Banners in the 1872 Nine Hour Movement and Beyond

This video is part of a series made in collaboration with the Workers Arts and Heritage Center as part of the All for 9 and Nine for All project.


On May 15th 1872, when the Nine Hour Parade marched on Stewart Street past the Workers Arts & Heritage Center, each of the craft units that were marching were carrying banners. The banners had slogans like: “Art is long, life is short”, “Relaxation gives dignity to our labor”, and “Nine Hours, No surrender”. Each of the banners demarcated the craft unit as a craft so it identified who those folks were. But also, the banners were the slogans explaining why they were marching and what they wanted out of the Nine Hour Movement. They wanted more time to improve themselves, they wanted dignity in their work, they wanted a shorter working day. Therefore, banners were important during the parade to signify and publicly declare the aspirations of the Nine Hour Movement and they remain a collective symbol of solidarity and identity for working class people and organized labor.
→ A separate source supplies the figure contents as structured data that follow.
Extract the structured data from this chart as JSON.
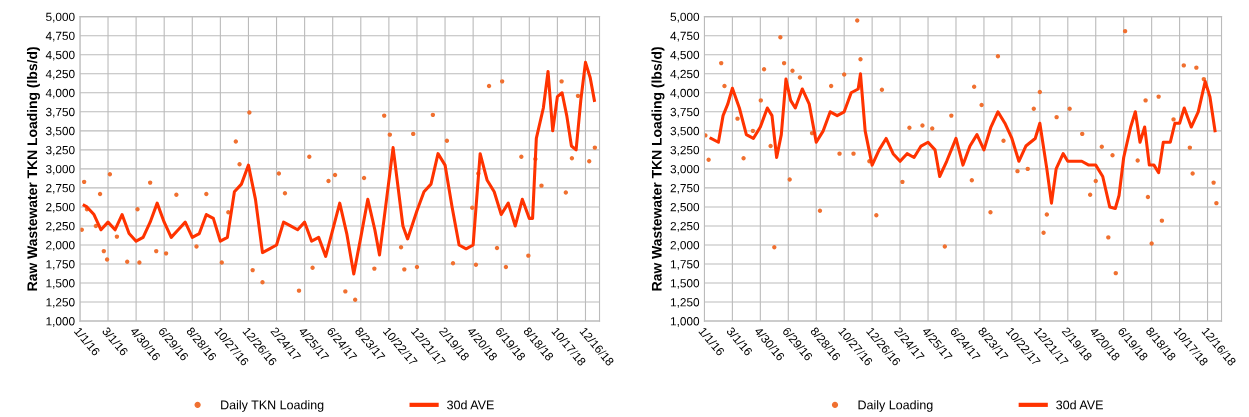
{
  "chart_data": [
    {
      "type": "line",
      "ylabel": "Raw Wastewater TKN Loading (lbs/d)",
      "xlim": [
        "2016-01-01",
        "2019-01-15"
      ],
      "ylim": [
        1000,
        5000
      ],
      "yticks": [
        {
          "value": 1000,
          "label": "1,000"
        },
        {
          "value": 1250,
          "label": "1,250"
        },
        {
          "value": 1500,
          "label": "1,500"
        },
        {
          "value": 1750,
          "label": "1,750"
        },
        {
          "value": 2000,
          "label": "2,000"
        },
        {
          "value": 2250,
          "label": "2,250"
        },
        {
          "value": 2500,
          "label": "2,500"
        },
        {
          "value": 2750,
          "label": "2,750"
        },
        {
          "value": 3000,
          "label": "3,000"
        },
        {
          "value": 3250,
          "label": "3,250"
        },
        {
          "value": 3500,
          "label": "3,500"
        },
        {
          "value": 3750,
          "label": "3,750"
        },
        {
          "value": 4000,
          "label": "4,000"
        },
        {
          "value": 4250,
          "label": "4,250"
        },
        {
          "value": 4500,
          "label": "4,500"
        },
        {
          "value": 4750,
          "label": "4,750"
        },
        {
          "value": 5000,
          "label": "5,000"
        }
      ],
      "xticks": [
        {
          "value": "2016-01-01",
          "label": "1/1/16"
        },
        {
          "value": "2016-03-01",
          "label": "3/1/16"
        },
        {
          "value": "2016-04-30",
          "label": "4/30/16"
        },
        {
          "value": "2016-06-29",
          "label": "6/29/16"
        },
        {
          "value": "2016-08-28",
          "label": "8/28/16"
        },
        {
          "value": "2016-10-27",
          "label": "10/27/16"
        },
        {
          "value": "2016-12-26",
          "label": "12/26/16"
        },
        {
          "value": "2017-02-24",
          "label": "2/24/17"
        },
        {
          "value": "2017-04-25",
          "label": "4/25/17"
        },
        {
          "value": "2017-06-24",
          "label": "6/24/17"
        },
        {
          "value": "2017-08-23",
          "label": "8/23/17"
        },
        {
          "value": "2017-10-22",
          "label": "10/22/17"
        },
        {
          "value": "2017-12-21",
          "label": "12/21/17"
        },
        {
          "value": "2018-02-19",
          "label": "2/19/18"
        },
        {
          "value": "2018-04-20",
          "label": "4/20/18"
        },
        {
          "value": "2018-06-19",
          "label": "6/19/18"
        },
        {
          "value": "2018-08-18",
          "label": "8/18/18"
        },
        {
          "value": "2018-10-17",
          "label": "10/17/18"
        },
        {
          "value": "2018-12-16",
          "label": "12/16/18"
        }
      ],
      "grid": true,
      "legend": "bottom",
      "series": [
        {
          "name": "Daily TKN Loading",
          "type": "scatter",
          "marker": "circle",
          "color": "#f07030",
          "x": [
            "2016-01-05",
            "2016-01-10",
            "2016-01-16",
            "2016-02-04",
            "2016-02-13",
            "2016-02-21",
            "2016-02-28",
            "2016-03-05",
            "2016-03-20",
            "2016-04-11",
            "2016-05-03",
            "2016-05-07",
            "2016-05-30",
            "2016-06-12",
            "2016-07-03",
            "2016-07-25",
            "2016-09-06",
            "2016-09-27",
            "2016-10-30",
            "2016-11-13",
            "2016-11-29",
            "2016-12-07",
            "2016-12-28",
            "2017-01-04",
            "2017-01-25",
            "2017-03-01",
            "2017-03-14",
            "2017-04-13",
            "2017-05-05",
            "2017-05-12",
            "2017-06-15",
            "2017-06-29",
            "2017-07-21",
            "2017-08-11",
            "2017-08-30",
            "2017-09-21",
            "2017-10-12",
            "2017-10-24",
            "2017-11-17",
            "2017-11-24",
            "2017-12-13",
            "2017-12-21",
            "2018-01-24",
            "2018-02-23",
            "2018-03-08",
            "2018-04-18",
            "2018-04-26",
            "2018-05-01",
            "2018-05-24",
            "2018-06-10",
            "2018-06-21",
            "2018-06-29",
            "2018-08-01",
            "2018-08-16",
            "2018-08-31",
            "2018-09-13",
            "2018-10-26",
            "2018-11-04",
            "2018-11-17",
            "2018-11-30",
            "2018-12-24",
            "2019-01-05"
          ],
          "values": [
            2200,
            2830,
            2470,
            2250,
            2670,
            1920,
            1810,
            2930,
            2110,
            1780,
            2470,
            1770,
            2820,
            1920,
            1890,
            2660,
            1980,
            2670,
            1770,
            2430,
            3360,
            3060,
            3740,
            1670,
            1510,
            2940,
            2680,
            1400,
            3160,
            1700,
            2840,
            2920,
            1390,
            1280,
            2880,
            1690,
            3700,
            3450,
            1970,
            1680,
            3460,
            1710,
            3710,
            3370,
            1760,
            2490,
            1740,
            2940,
            4090,
            1960,
            4150,
            1710,
            3160,
            1860,
            3130,
            2780,
            4150,
            2690,
            3140,
            3960,
            3100,
            3280
          ]
        },
        {
          "name": "30d AVE",
          "color": "#ff3300",
          "x": [
            "2016-01-10",
            "2016-01-16",
            "2016-01-31",
            "2016-02-15",
            "2016-03-01",
            "2016-03-16",
            "2016-03-31",
            "2016-04-15",
            "2016-04-30",
            "2016-05-15",
            "2016-05-30",
            "2016-06-14",
            "2016-06-29",
            "2016-07-14",
            "2016-07-29",
            "2016-08-13",
            "2016-08-28",
            "2016-09-12",
            "2016-09-27",
            "2016-10-12",
            "2016-10-27",
            "2016-11-11",
            "2016-11-26",
            "2016-12-11",
            "2016-12-26",
            "2017-01-10",
            "2017-01-25",
            "2017-02-09",
            "2017-02-24",
            "2017-03-11",
            "2017-03-26",
            "2017-04-10",
            "2017-04-25",
            "2017-05-10",
            "2017-05-25",
            "2017-06-09",
            "2017-06-24",
            "2017-07-09",
            "2017-07-24",
            "2017-08-08",
            "2017-08-23",
            "2017-09-07",
            "2017-09-22",
            "2017-10-02",
            "2017-10-31",
            "2017-11-21",
            "2017-12-01",
            "2017-12-21",
            "2018-01-05",
            "2018-01-20",
            "2018-02-04",
            "2018-02-19",
            "2018-03-06",
            "2018-03-21",
            "2018-04-05",
            "2018-04-20",
            "2018-05-05",
            "2018-05-20",
            "2018-06-04",
            "2018-06-19",
            "2018-07-04",
            "2018-07-19",
            "2018-08-03",
            "2018-08-18",
            "2018-08-25",
            "2018-09-02",
            "2018-09-17",
            "2018-09-27",
            "2018-10-07",
            "2018-10-17",
            "2018-10-27",
            "2018-11-06",
            "2018-11-16",
            "2018-11-26",
            "2018-12-06",
            "2018-12-16",
            "2018-12-26",
            "2019-01-04"
          ],
          "values": [
            2520,
            2500,
            2400,
            2200,
            2300,
            2200,
            2400,
            2150,
            2050,
            2100,
            2300,
            2550,
            2300,
            2100,
            2200,
            2300,
            2100,
            2150,
            2400,
            2350,
            2050,
            2100,
            2700,
            2800,
            3050,
            2600,
            1900,
            1950,
            2000,
            2300,
            2250,
            2200,
            2300,
            2050,
            2100,
            1850,
            2200,
            2550,
            2150,
            1620,
            2100,
            2600,
            2200,
            1870,
            3280,
            2250,
            2080,
            2450,
            2700,
            2800,
            3200,
            3050,
            2500,
            2000,
            1950,
            2000,
            3200,
            2850,
            2700,
            2400,
            2550,
            2250,
            2600,
            2350,
            2350,
            3400,
            3800,
            4280,
            3500,
            3950,
            4000,
            3700,
            3300,
            3250,
            3900,
            4400,
            4200,
            3900
          ]
        }
      ]
    },
    {
      "type": "line",
      "ylabel": "Raw Wastewater TKN Loading (lbs/d)",
      "xlim": [
        "2016-01-01",
        "2019-01-15"
      ],
      "ylim": [
        1000,
        5000
      ],
      "yticks": [
        {
          "value": 1000,
          "label": "1,000"
        },
        {
          "value": 1250,
          "label": "1,250"
        },
        {
          "value": 1500,
          "label": "1,500"
        },
        {
          "value": 1750,
          "label": "1,750"
        },
        {
          "value": 2000,
          "label": "2,000"
        },
        {
          "value": 2250,
          "label": "2,250"
        },
        {
          "value": 2500,
          "label": "2,500"
        },
        {
          "value": 2750,
          "label": "2,750"
        },
        {
          "value": 3000,
          "label": "3,000"
        },
        {
          "value": 3250,
          "label": "3,250"
        },
        {
          "value": 3500,
          "label": "3,500"
        },
        {
          "value": 3750,
          "label": "3,750"
        },
        {
          "value": 4000,
          "label": "4,000"
        },
        {
          "value": 4250,
          "label": "4,250"
        },
        {
          "value": 4500,
          "label": "4,500"
        },
        {
          "value": 4750,
          "label": "4,750"
        },
        {
          "value": 5000,
          "label": "5,000"
        }
      ],
      "xticks": [
        {
          "value": "2016-01-01",
          "label": "1/1/16"
        },
        {
          "value": "2016-03-01",
          "label": "3/1/16"
        },
        {
          "value": "2016-04-30",
          "label": "4/30/16"
        },
        {
          "value": "2016-06-29",
          "label": "6/29/16"
        },
        {
          "value": "2016-08-28",
          "label": "8/28/16"
        },
        {
          "value": "2016-10-27",
          "label": "10/27/16"
        },
        {
          "value": "2016-12-26",
          "label": "12/26/16"
        },
        {
          "value": "2017-02-24",
          "label": "2/24/17"
        },
        {
          "value": "2017-04-25",
          "label": "4/25/17"
        },
        {
          "value": "2017-06-24",
          "label": "6/24/17"
        },
        {
          "value": "2017-08-23",
          "label": "8/23/17"
        },
        {
          "value": "2017-10-22",
          "label": "10/22/17"
        },
        {
          "value": "2017-12-21",
          "label": "12/21/17"
        },
        {
          "value": "2018-02-19",
          "label": "2/19/18"
        },
        {
          "value": "2018-04-20",
          "label": "4/20/18"
        },
        {
          "value": "2018-06-19",
          "label": "6/19/18"
        },
        {
          "value": "2018-08-18",
          "label": "8/18/18"
        },
        {
          "value": "2018-10-17",
          "label": "10/17/18"
        },
        {
          "value": "2018-12-16",
          "label": "12/16/18"
        }
      ],
      "grid": true,
      "legend": "bottom",
      "series": [
        {
          "name": "Daily Loading",
          "type": "scatter",
          "marker": "circle",
          "color": "#f07030",
          "x": [
            "2016-01-03",
            "2016-01-10",
            "2016-02-06",
            "2016-02-13",
            "2016-03-12",
            "2016-03-25",
            "2016-04-14",
            "2016-05-01",
            "2016-05-08",
            "2016-05-22",
            "2016-05-30",
            "2016-06-12",
            "2016-06-20",
            "2016-07-02",
            "2016-07-08",
            "2016-07-24",
            "2016-08-19",
            "2016-09-05",
            "2016-09-29",
            "2016-10-17",
            "2016-10-27",
            "2016-11-16",
            "2016-11-24",
            "2016-12-01",
            "2016-12-20",
            "2017-01-04",
            "2017-01-16",
            "2017-03-01",
            "2017-03-16",
            "2017-04-13",
            "2017-05-04",
            "2017-05-31",
            "2017-06-14",
            "2017-07-28",
            "2017-08-02",
            "2017-08-18",
            "2017-09-06",
            "2017-09-22",
            "2017-10-04",
            "2017-11-03",
            "2017-11-25",
            "2017-12-08",
            "2017-12-21",
            "2017-12-29",
            "2018-01-05",
            "2018-01-26",
            "2018-02-23",
            "2018-03-22",
            "2018-04-08",
            "2018-04-20",
            "2018-05-03",
            "2018-05-17",
            "2018-05-26",
            "2018-06-02",
            "2018-06-22",
            "2018-07-19",
            "2018-08-05",
            "2018-08-10",
            "2018-08-18",
            "2018-09-02",
            "2018-09-09",
            "2018-10-04",
            "2018-10-26",
            "2018-11-08",
            "2018-11-14",
            "2018-11-22",
            "2018-12-08",
            "2018-12-29",
            "2019-01-04"
          ],
          "values": [
            3440,
            3120,
            4390,
            4090,
            3660,
            3140,
            3500,
            3900,
            4310,
            3300,
            1970,
            4730,
            4390,
            2860,
            4290,
            4200,
            3470,
            2450,
            4090,
            3200,
            4240,
            3200,
            4950,
            4440,
            3100,
            2390,
            4040,
            2830,
            3540,
            3570,
            3530,
            1980,
            3700,
            2850,
            4080,
            3840,
            2430,
            4480,
            3370,
            2970,
            3000,
            3790,
            4010,
            2160,
            2400,
            3680,
            3790,
            3460,
            2660,
            2840,
            3290,
            2100,
            3180,
            1630,
            4810,
            3110,
            3900,
            2630,
            2020,
            3950,
            2320,
            3650,
            4360,
            3280,
            2940,
            4330,
            4180,
            2820,
            2550
          ]
        },
        {
          "name": "30d AVE",
          "color": "#ff3300",
          "x": [
            "2016-01-15",
            "2016-01-31",
            "2016-02-10",
            "2016-02-20",
            "2016-03-01",
            "2016-03-16",
            "2016-03-31",
            "2016-04-15",
            "2016-04-30",
            "2016-05-15",
            "2016-05-25",
            "2016-06-04",
            "2016-06-14",
            "2016-06-24",
            "2016-07-04",
            "2016-07-14",
            "2016-07-29",
            "2016-08-13",
            "2016-08-28",
            "2016-09-12",
            "2016-09-27",
            "2016-10-12",
            "2016-10-27",
            "2016-11-11",
            "2016-11-26",
            "2016-12-01",
            "2016-12-11",
            "2016-12-26",
            "2017-01-10",
            "2017-01-25",
            "2017-02-09",
            "2017-02-24",
            "2017-03-11",
            "2017-03-26",
            "2017-04-10",
            "2017-04-25",
            "2017-05-10",
            "2017-05-20",
            "2017-06-04",
            "2017-06-24",
            "2017-07-09",
            "2017-07-24",
            "2017-08-08",
            "2017-08-23",
            "2017-09-07",
            "2017-09-22",
            "2017-10-07",
            "2017-10-22",
            "2017-11-06",
            "2017-11-21",
            "2017-12-11",
            "2017-12-21",
            "2018-01-05",
            "2018-01-15",
            "2018-01-25",
            "2018-02-09",
            "2018-02-19",
            "2018-03-06",
            "2018-03-21",
            "2018-04-05",
            "2018-04-20",
            "2018-05-05",
            "2018-05-20",
            "2018-06-01",
            "2018-06-09",
            "2018-06-19",
            "2018-07-04",
            "2018-07-14",
            "2018-07-24",
            "2018-08-03",
            "2018-08-13",
            "2018-08-23",
            "2018-09-02",
            "2018-09-12",
            "2018-09-27",
            "2018-10-07",
            "2018-10-17",
            "2018-10-27",
            "2018-11-11",
            "2018-11-26",
            "2018-12-11",
            "2018-12-21",
            "2019-01-01"
          ],
          "values": [
            3400,
            3350,
            3700,
            3850,
            4060,
            3800,
            3450,
            3400,
            3550,
            3800,
            3700,
            3150,
            3450,
            4180,
            3900,
            3800,
            4050,
            3850,
            3350,
            3500,
            3750,
            3700,
            3750,
            4000,
            4050,
            4250,
            3500,
            3050,
            3250,
            3400,
            3200,
            3100,
            3200,
            3150,
            3300,
            3350,
            3250,
            2900,
            3100,
            3400,
            3050,
            3300,
            3450,
            3250,
            3550,
            3750,
            3600,
            3400,
            3100,
            3300,
            3400,
            3600,
            3000,
            2550,
            3000,
            3200,
            3100,
            3100,
            3100,
            3050,
            3050,
            2900,
            2500,
            2480,
            2650,
            3150,
            3550,
            3750,
            3350,
            3550,
            3050,
            3050,
            2950,
            3350,
            3350,
            3600,
            3600,
            3800,
            3550,
            3750,
            4150,
            3950,
            3500
          ]
        }
      ]
    }
  ]
}
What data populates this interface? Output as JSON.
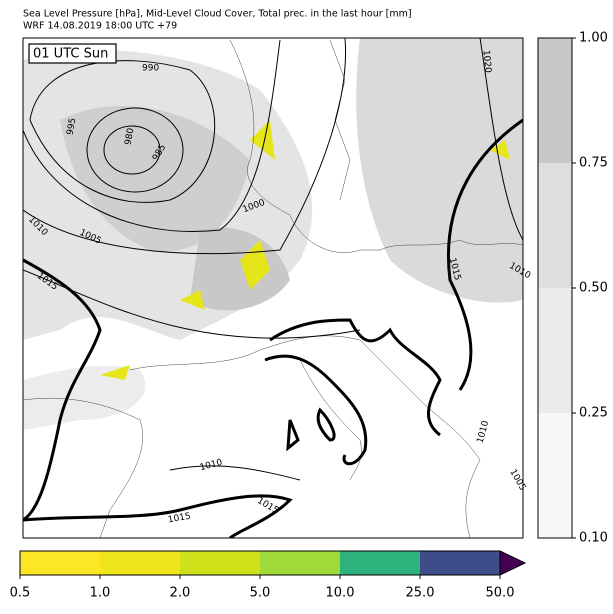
{
  "header": {
    "title_line1": "Sea Level Pressure [hPa], Mid-Level Cloud Cover, Total prec. in the last hour [mm]",
    "title_line2": "WRF 14.08.2019 18:00 UTC +79"
  },
  "map": {
    "time_box": "01 UTC Sun",
    "contour_labels": [
      "990",
      "995",
      "980",
      "985",
      "1000",
      "1005",
      "1010",
      "1015",
      "1015",
      "1010",
      "1020",
      "1010",
      "1005",
      "1010",
      "1015",
      "1015"
    ]
  },
  "cloud_colorbar": {
    "colors": [
      "#f7f7f7",
      "#ebebeb",
      "#dedede",
      "#c8c8c8"
    ],
    "ticks": [
      {
        "value": 0.1,
        "label": "0.10"
      },
      {
        "value": 0.25,
        "label": "0.25"
      },
      {
        "value": 0.5,
        "label": "0.50"
      },
      {
        "value": 0.75,
        "label": "0.75"
      },
      {
        "value": 1,
        "label": "1.00"
      }
    ]
  },
  "precip_colorbar": {
    "colors": [
      "#fde725",
      "#eee51b",
      "#d0e11c",
      "#a0da39",
      "#2db27d",
      "#3e4c8a",
      "#440154"
    ],
    "ticks": [
      0.5,
      {
        "value": 1,
        "label": "1.0"
      },
      {
        "value": 2,
        "label": "2.0"
      },
      {
        "value": 5,
        "label": "5.0"
      },
      {
        "value": 10,
        "label": "10.0"
      },
      {
        "value": 25,
        "label": "25.0"
      },
      {
        "value": 50,
        "label": "50.0"
      }
    ]
  }
}
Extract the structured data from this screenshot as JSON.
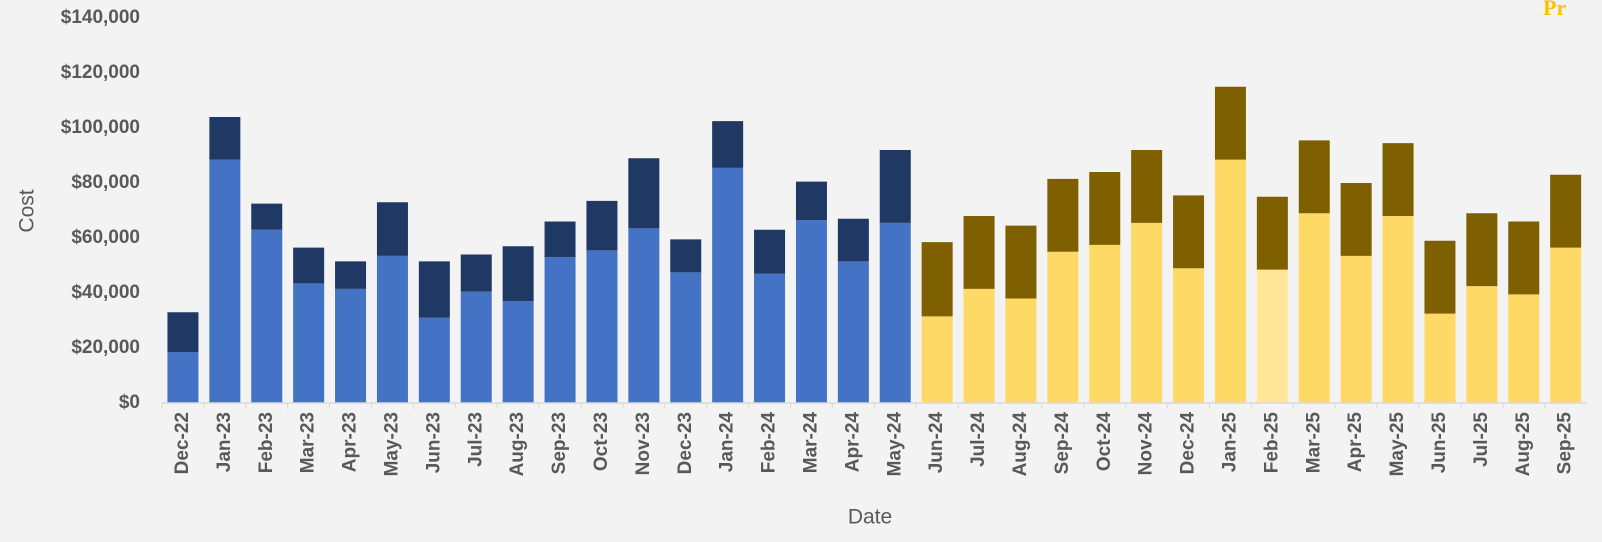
{
  "chart_data": {
    "type": "stacked_bar",
    "annotation": "Pr",
    "x_label": "Date",
    "y_label": "Cost",
    "categories": [
      "Dec-22",
      "Jan-23",
      "Feb-23",
      "Mar-23",
      "Apr-23",
      "May-23",
      "Jun-23",
      "Jul-23",
      "Aug-23",
      "Sep-23",
      "Oct-23",
      "Nov-23",
      "Dec-23",
      "Jan-24",
      "Feb-24",
      "Mar-24",
      "Apr-24",
      "May-24",
      "Jun-24",
      "Jul-24",
      "Aug-24",
      "Sep-24",
      "Oct-24",
      "Nov-24",
      "Dec-24",
      "Jan-25",
      "Feb-25",
      "Mar-25",
      "Apr-25",
      "May-25",
      "Jun-25",
      "Jul-25",
      "Aug-25",
      "Sep-25"
    ],
    "series": [
      {
        "color": "#4472c4",
        "values": [
          18500,
          88500,
          63000,
          43500,
          41500,
          53500,
          31000,
          40500,
          37000,
          53000,
          55500,
          63500,
          47500,
          85500,
          47000,
          66500,
          51500,
          65500,
          null,
          null,
          null,
          null,
          null,
          null,
          null,
          null,
          null,
          null,
          null,
          null,
          null,
          null,
          null,
          null
        ]
      },
      {
        "color": "#1f3864",
        "values": [
          14500,
          15500,
          9500,
          13000,
          10000,
          19500,
          20500,
          13500,
          20000,
          13000,
          18000,
          25500,
          12000,
          17000,
          16000,
          14000,
          15500,
          26500,
          null,
          null,
          null,
          null,
          null,
          null,
          null,
          null,
          null,
          null,
          null,
          null,
          null,
          null,
          null,
          null
        ]
      },
      {
        "color": "#ffd966",
        "highlight_categories": [
          "Feb-25"
        ],
        "highlight_color": "#ffe699",
        "values": [
          null,
          null,
          null,
          null,
          null,
          null,
          null,
          null,
          null,
          null,
          null,
          null,
          null,
          null,
          null,
          null,
          null,
          null,
          31500,
          41500,
          38000,
          55000,
          57500,
          65500,
          49000,
          88500,
          48500,
          69000,
          53500,
          68000,
          32500,
          42500,
          39500,
          56500
        ]
      },
      {
        "color": "#7f6000",
        "values": [
          null,
          null,
          null,
          null,
          null,
          null,
          null,
          null,
          null,
          null,
          null,
          null,
          null,
          null,
          null,
          null,
          null,
          null,
          27000,
          26500,
          26500,
          26500,
          26500,
          26500,
          26500,
          26500,
          26500,
          26500,
          26500,
          26500,
          26500,
          26500,
          26500,
          26500
        ]
      }
    ],
    "ylim": [
      0,
      140000
    ],
    "yticks": [
      {
        "value": 0,
        "label": "$0"
      },
      {
        "value": 20000,
        "label": "$20,000"
      },
      {
        "value": 40000,
        "label": "$40,000"
      },
      {
        "value": 60000,
        "label": "$60,000"
      },
      {
        "value": 80000,
        "label": "$80,000"
      },
      {
        "value": 100000,
        "label": "$100,000"
      },
      {
        "value": 120000,
        "label": "$120,000"
      },
      {
        "value": 140000,
        "label": "$140,000"
      }
    ],
    "grid": false
  }
}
Here are some banners from the Workers Arts & Heritage Center’s permanent collection. We have some beautiful examples like this one from the Amalgamated Clothing Workers of America. It represents a number of locals and shows how banners conveyed solidarity across unions and locals for collective action, for solidarity, and for organizing. This one is from 1916. We also have this one over here from the International Lady Garment Workers Union. It represents woman workers. This one is out of Toronto, local 68. These banners could be carried in parades, like they were back in 1872, or they could be hung in union halls. They were symbols of identity, and they were also collective symbols of solidarity. They showed who the workers were and often times showcased the skills of the workers. Such as the fringe and painting on this banner. They were visible symbols of the struggles for better pay, for decent work, closing the wage gap, and being recognized as workers in the case of women. We have another very interesting example of the legacy of banners in the Workers Arts & Heritage Center’s permanent collection with this banner. It represents a more contemporary iteration of banner-making and how the arts movement has combined and how arts have influenced and benefitted workers even in a contemporary context. This banner was commissioned by the Energy and Chemical workers union, which later became the CAW, and later became UNIFOR. It was commissioned and painted by two of the Workers Arts & Heritage Center’s co-founders, Carole Condé and Karl Beveridge. It shows workers in the Energy and Chemical Workers Union educating themselves, thinking about health and safety, some of the key actions that banners, and organized labor were fighting for in the movements like 1872 all the way through to the common and collective actions that we see today.